Le président autrichien a demandé lundi au chef de l'extrême droite Herbert Kickl de trouver une majorité pour gouverner, une première dans l'histoire du pays alpin, après l'échec des négociations entre conservateurs, sociaux-démocrates et libéraux.
Il s'est exprimé après une rencontre d'un peu plus d'une heure avec le responsable d'extrême droite, ajoutant qu'il n'avait «pas été facile de prendre» une telle décision.
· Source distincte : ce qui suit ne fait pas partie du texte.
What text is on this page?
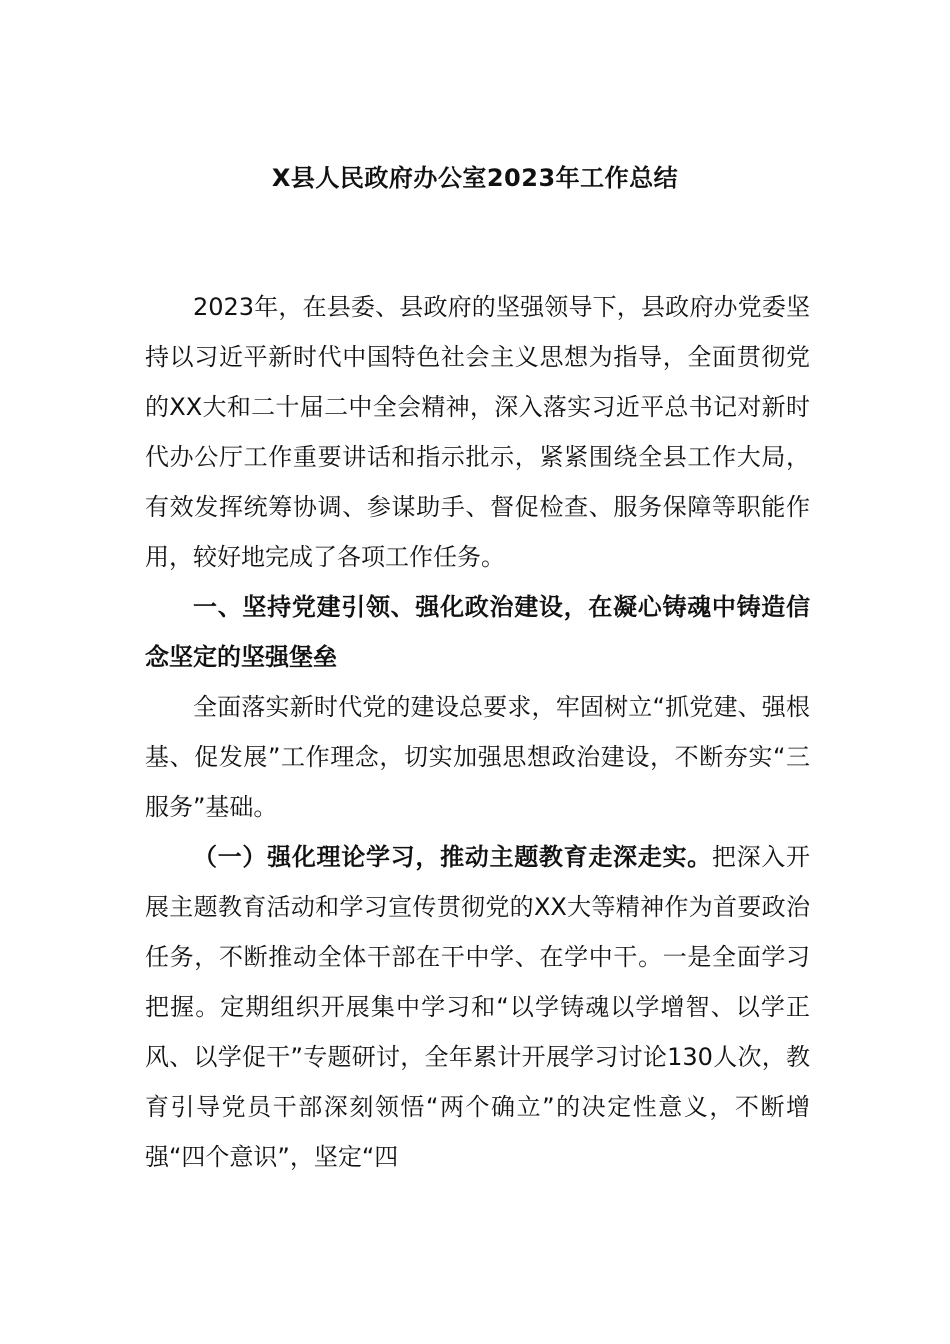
X县人民政府办公室2023年工作总结

2023年，在县委、县政府的坚强领导下，县政府办党委坚持以习近平新时代中国特色社会主义思想为指导，全面贯彻党的XX大和二十届二中全会精神，深入落实习近平总书记对新时代办公厅工作重要讲话和指示批示，紧紧围绕全县工作大局，有效发挥统筹协调、参谋助手、督促检查、服务保障等职能作用，较好地完成了各项工作任务。

一、坚持党建引领、强化政治建设，在凝心铸魂中铸造信念坚定的坚强堡垒

全面落实新时代党的建设总要求，牢固树立“抓党建、强根基、促发展”工作理念，切实加强思想政治建设，不断夯实“三服务”基础。

（一）强化理论学习，推动主题教育走深走实。把深入开展主题教育活动和学习宣传贯彻党的XX大等精神作为首要政治任务，不断推动全体干部在干中学、在学中干。一是全面学习把握。定期组织开展集中学习和“以学铸魂以学增智、以学正风、以学促干”专题研讨，全年累计开展学习讨论130人次，教育引导党员干部深刻领悟“两个确立”的决定性意义，不断增强“四个意识”，坚定“四
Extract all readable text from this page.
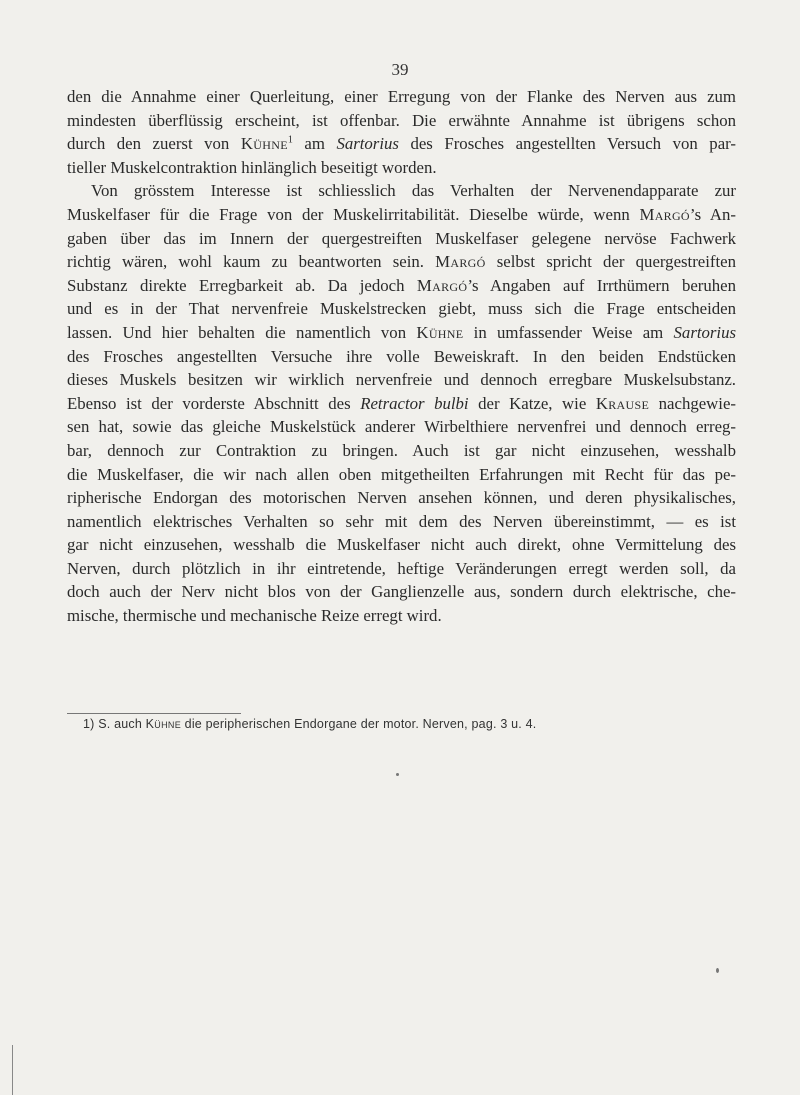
39
den die Annahme einer Querleitung, einer Erregung von der Flanke des Nerven aus zum
mindesten überflüssig erscheint, ist offenbar. Die erwähnte Annahme ist übrigens schon
durch den zuerst von Kühne$^1$ am Sartorius des Frosches angestellten Versuch von par-
tieller Muskelcontraktion hinlänglich beseitigt worden.
Von grösstem Interesse ist schliesslich das Verhalten der Nervenendapparate zur
Muskelfaser für die Frage von der Muskelirritabilität. Dieselbe würde, wenn Margó’s An-
gaben über das im Innern der quergestreiften Muskelfaser gelegene nervöse Fachwerk
richtig wären, wohl kaum zu beantworten sein. Margó selbst spricht der quergestreiften
Substanz direkte Erregbarkeit ab. Da jedoch Margó’s Angaben auf Irrthümern beruhen
und es in der That nervenfreie Muskelstrecken giebt, muss sich die Frage entscheiden
lassen. Und hier behalten die namentlich von Kühne in umfassender Weise am Sartorius
des Frosches angestellten Versuche ihre volle Beweiskraft. In den beiden Endstücken
dieses Muskels besitzen wir wirklich nervenfreie und dennoch erregbare Muskelsubstanz.
Ebenso ist der vorderste Abschnitt des Retractor bulbi der Katze, wie Krause nachgewie-
sen hat, sowie das gleiche Muskelstück anderer Wirbelthiere nervenfrei und dennoch erreg-
bar, dennoch zur Contraktion zu bringen. Auch ist gar nicht einzusehen, wesshalb
die Muskelfaser, die wir nach allen oben mitgetheilten Erfahrungen mit Recht für das pe-
ripherische Endorgan des motorischen Nerven ansehen können, und deren physikalisches,
namentlich elektrisches Verhalten so sehr mit dem des Nerven übereinstimmt, — es ist
gar nicht einzusehen, wesshalb die Muskelfaser nicht auch direkt, ohne Vermittelung des
Nerven, durch plötzlich in ihr eintretende, heftige Veränderungen erregt werden soll, da
doch auch der Nerv nicht blos von der Ganglienzelle aus, sondern durch elektrische, che-
mische, thermische und mechanische Reize erregt wird.
1) S. auch Kühne die peripherischen Endorgane der motor. Nerven, pag. 3 u. 4.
Si le Parti autrichien de la liberté (FPÖ) a déjà participé au pouvoir en tant que partenaire minoritaire, il n'a jamais occupé la chancellerie dans cet Etat membre de l'UE de neuf millions d'habitants.
Avant le scrutin, M. Van der Bellen n'avait pas caché ses réticences envers Herbert Kickl, qui l'a par le passé traité de «momie sénile». Et le chef d'Etat octogénaire avait préféré en octobre choisir le chancelier conservateur sortant Karl Nehammer pour mener les négociations, contrairement à l'usage qui réserve normalement ce droit au parti vainqueur.
Mais l'échec des négociations menées avec les sociaux-démocrates et les libéraux, suivi de la démission annoncée de M. Nehammer, farouche opposant à M. Kickl, ont changé la donne, dans un spectaculaire rebondissement sur fond de montée des forces nationalistes en Europe.
«Nazis dehors»
Le nouveau chef par intérim des conservateurs, Christian Stocker, s'est dit ouvert à des pourparlers avec l'extrême droite, les deux partis partageant des positions proches sur l'économie et l'immigration.
Les conservateurs autrichiens se sont déjà alliés deux fois au FPÖ, en 2000 et en 2017, dans un pays qui a brisé le tabou de l'extrême droite bien avant le reste de l'Europe. L'extrême droite participe par ailleurs actuellement à quatre des neufs gouvernements régionaux. «Les voix au sein de l'ÖVP qui excluaient de travailler avec (...) Kickl se sont fait beaucoup plus discrètes», a commenté dimanche le président.
Confier au FPÖ le soin de mener des négociations est lourd de symbole: c'est une première depuis 1945 pour cette formation fondée par d'anciens nazis et dirigée par un homme qui veut se faire appeler Volkskanzler, le «chancelier du peuple» - comme Adolf Hitler, natif d'Autriche, même s'il se défend de toute référence nazie.
Des centaines de manifestants se sont rassemblés lundi devant le palais de la Hofburg, siège de la présidence, criant «Nazis dehors».
Ligne dure
Herbert Kickl, 56 ans, a pris la tête du FPÖ en 2021 et en jouant la carte conspirationniste face aux restrictions anti-Covid, il a su faire oublier les scandales de corruption qui avaient laminé son prédécesseur.
Nerveux, toujours dissimulé derrière une barbe de trois jours, il a opté pour une ligne dure, opposée aux médias, aux LGBT+, à l'Europe et aux élites, loin de toute stratégie de dédiabolisation. Cet ex-ministre de l'Intérieur ménage par ailleurs la Russie malgré l'invasion de l'Ukraine.
Petites lunettes rondes et silhouette de marathonien, l'ancien étudiant en philosophie et en histoire assume également sa proximité avec les identitaires contre un ennemi commun: l'islam.
Il parle sans s'excuser de «remigration» - un projet anticonstitutionnel de déchéance de nationalité et d'expulsion des Autrichiens d'origine extra-européenne - et a l'insulte facile envers ses adversaires.